第20章 阿呆
唐突に言われた言葉の意味を理解するのに、私の脳ミソは少しばかり時間を要した。
キョトンとしている私の肩に、ポンと分隊長の手が置かれる。
「君も数年前まで使っていた、あの教本だよ。巨人研究が進んで、この度大幅な改訂をすることが決まったんだ。
それに合わせて、古い挿絵も一新しようという訳だ。そこで、ラウラにその制作を担当してもらいたい」
「…!!そ、そんな大役を私に…?!」
「あぁ!現時点で、君以上の適任者はいない!むしろ、未だかつていなかったんだ。実際に巨人の姿を見た画家というのは!」
画家、と言われて恐縮しない訳ではなかったが、思えば私も実家にいるときにはすでに「画家」として絵を販売したりしていたから、対外的にそう言ってもあながち間違いではないのかもしれない。

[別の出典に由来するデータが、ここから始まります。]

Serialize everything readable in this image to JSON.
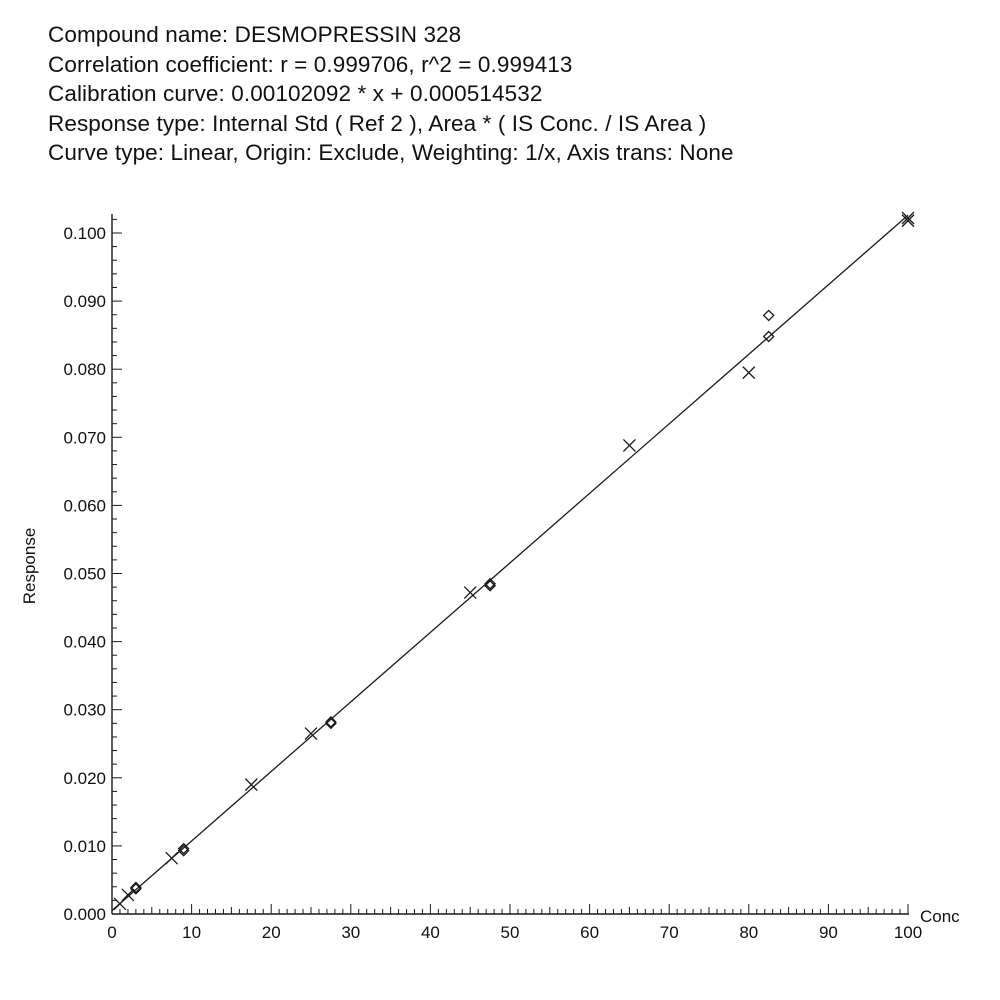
{
  "header": {
    "compound_line": "Compound name: DESMOPRESSIN 328",
    "correlation_line": "Correlation coefficient: r = 0.999706, r^2 = 0.999413",
    "calibration_line": "Calibration curve: 0.00102092 * x + 0.000514532",
    "response_type_line": "Response type: Internal Std ( Ref 2 ), Area * ( IS Conc. / IS Area )",
    "curve_type_line": "Curve type: Linear, Origin: Exclude, Weighting: 1/x, Axis trans: None"
  },
  "chart_data": {
    "type": "scatter",
    "title": "",
    "xlabel": "Conc",
    "ylabel": "Response",
    "xlim": [
      0,
      100
    ],
    "ylim": [
      0,
      0.1025
    ],
    "x_ticks": [
      "0",
      "10",
      "20",
      "30",
      "40",
      "50",
      "60",
      "70",
      "80",
      "90",
      "100"
    ],
    "y_ticks": [
      "0.000",
      "0.010",
      "0.020",
      "0.030",
      "0.040",
      "0.050",
      "0.060",
      "0.070",
      "0.080",
      "0.090",
      "0.100"
    ],
    "grid": false,
    "fit_line": {
      "slope": 0.00102092,
      "intercept": 0.000514532
    },
    "series": [
      {
        "marker": "cross",
        "x": [
          1,
          2,
          7.5,
          17.5,
          25,
          45,
          65,
          80,
          100,
          100
        ],
        "y": [
          0.0015,
          0.0028,
          0.0082,
          0.019,
          0.0265,
          0.0472,
          0.0688,
          0.0795,
          0.1018,
          0.1022
        ]
      },
      {
        "marker": "diamond",
        "x": [
          3,
          3,
          9,
          9,
          27.5,
          27.5,
          47.5,
          47.5,
          82.5,
          82.5
        ],
        "y": [
          0.0037,
          0.0039,
          0.0093,
          0.0096,
          0.028,
          0.0282,
          0.0482,
          0.0485,
          0.0848,
          0.0879
        ]
      }
    ]
  }
}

何か資格がある訳ではないから、周囲の人が認めてくれて初めてそう名乗れるのだが。
分隊長の頬は少し上気して赤くなっていた。メガネの奥の大きな瞳が、まるで宝石のようにキラキラと輝いていて、その瞳の中に私の姿が写っているのが見える。
気が付けば私は敬礼をしていた。
左胸に置いた手に、ドクドクと普段よりもずっと早くなった心臓の鼓動が伝わってくる。
「ご期待に添えるよう、頑張りますっ!!」
興奮と歓喜と、そして同時に不安もあったけれど、私は大きな声で返事をした。それを聞いて、ハンジ分隊長とモブリット副長は優しく微笑んだのだった。